Le PEC joue gros en prônant l’abstention
Audacieuse. C’est peut être bien la qualification qui conviendrait le mieux à la position prise par le Parti pour l’Entente Comorienne(PEC) au second tour de l’élection du gouverneur de l’Île de Ngazidja. En prônant l’abstention, le PEC, voulait continuer à marquer son opposition au mouvement Orange dont il a dénoncé « les agissements de corruption et de détournement de deniers publics » de ses principaux animateurs depuis les dernières élections législatives.
S’allier à la candidature de Mouigni Braka aurait été vécu comme un retournement de chemise pour ce parti qui a tant vilipendé l’Orange et ses dirigeants. Mais demander à ses militants de s’abstenir relève de l’audace, surtout depuis que le président Sambi ait publiquement pris position pour Mouigni Baraka et exhorté, par la même occasion, tous ceux qui se réclament de son camp à voter pour lui.

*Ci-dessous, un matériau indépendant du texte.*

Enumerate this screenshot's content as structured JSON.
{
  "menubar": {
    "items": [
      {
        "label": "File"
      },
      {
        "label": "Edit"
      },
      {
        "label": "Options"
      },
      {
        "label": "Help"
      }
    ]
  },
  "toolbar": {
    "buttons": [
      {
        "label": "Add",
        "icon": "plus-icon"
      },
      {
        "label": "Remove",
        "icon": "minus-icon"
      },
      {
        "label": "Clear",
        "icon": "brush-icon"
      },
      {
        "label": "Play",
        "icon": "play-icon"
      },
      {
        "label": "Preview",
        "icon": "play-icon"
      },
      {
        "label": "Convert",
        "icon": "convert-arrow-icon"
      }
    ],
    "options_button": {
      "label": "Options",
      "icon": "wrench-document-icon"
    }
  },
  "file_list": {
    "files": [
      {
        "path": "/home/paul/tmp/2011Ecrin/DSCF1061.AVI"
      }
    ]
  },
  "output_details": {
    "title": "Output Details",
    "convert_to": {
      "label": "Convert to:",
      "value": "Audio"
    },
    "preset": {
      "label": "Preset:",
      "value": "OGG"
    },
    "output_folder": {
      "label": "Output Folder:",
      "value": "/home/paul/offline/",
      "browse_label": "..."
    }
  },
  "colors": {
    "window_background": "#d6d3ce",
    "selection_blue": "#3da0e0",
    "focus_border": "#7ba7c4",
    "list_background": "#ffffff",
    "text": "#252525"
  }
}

La position prise par le PEC risque d’envenimer davantage le malaise et le s luttes intestines qui rongent la mouvance présidentielle à un moment où une union sacrée devrait être de mise. Le moins qu’on puisse dire, c’est que cette position est tout sauf neutre : elle va exacerber les divisions et les ressentiments au sein de l’équipe de campagne de M. Dhoinine. Ce qui est préjudiciable à la marche de celui-ci vers une victoire. Il reste à voir comment cette indiscipline sera traitée par le camp présidentiel. Quoi qu’il en soit, le PEC risque de s’isoler davantage au sein de son propre camp.
Mais là où cette position parait la plus audacieuse, pour ne pas dire suicidaire, c’est quand ce parti qui s’enracine dans la région d’Itsandra choisit d’aller à contre-courant de son idéologie, à savoir favoriser l’accession des enfant de la région dans les hautes sphères de l’Etat( ce parti a fait campagne sur thème dans la région lors des précédentes élections des présidents des îles et pendant les dernières élections législatives). En s’employant à barrer la route à la première personnalité de la région qui se trouve, pour la première fois des Comores indépendants, sur le seuil d’un pouvoir suprême, les dirigeants du PEC risquent de se mettre à dos les trente-deux villes et village de la région et de réveiller les vieux démons des rivalités inter-villageoises. Il y va de l’existence même de ce jeune parti dans la région.
Ce qui est certain, en appelant implicitement à ne pas voter Mouigni Baraka, les dirigeants du PEC ont pris le risque de mettre à l’eau le travail de terrain qu’ils ont déployé ces dix dernières années pour enraciner leur parti dans la région d’Itsandra et de mettre à mal les efforts de la mouvance d’unir ses alliés derrière la candidature d’Ikililou Dhoinine. Ironiquement, en se désolidarisant de la position de la mouvance de soutenir Mouigni Baraka, la position du PEC est plus dommageable à la candidature d’Ikililou qu’à celui de Mouigni Baraka.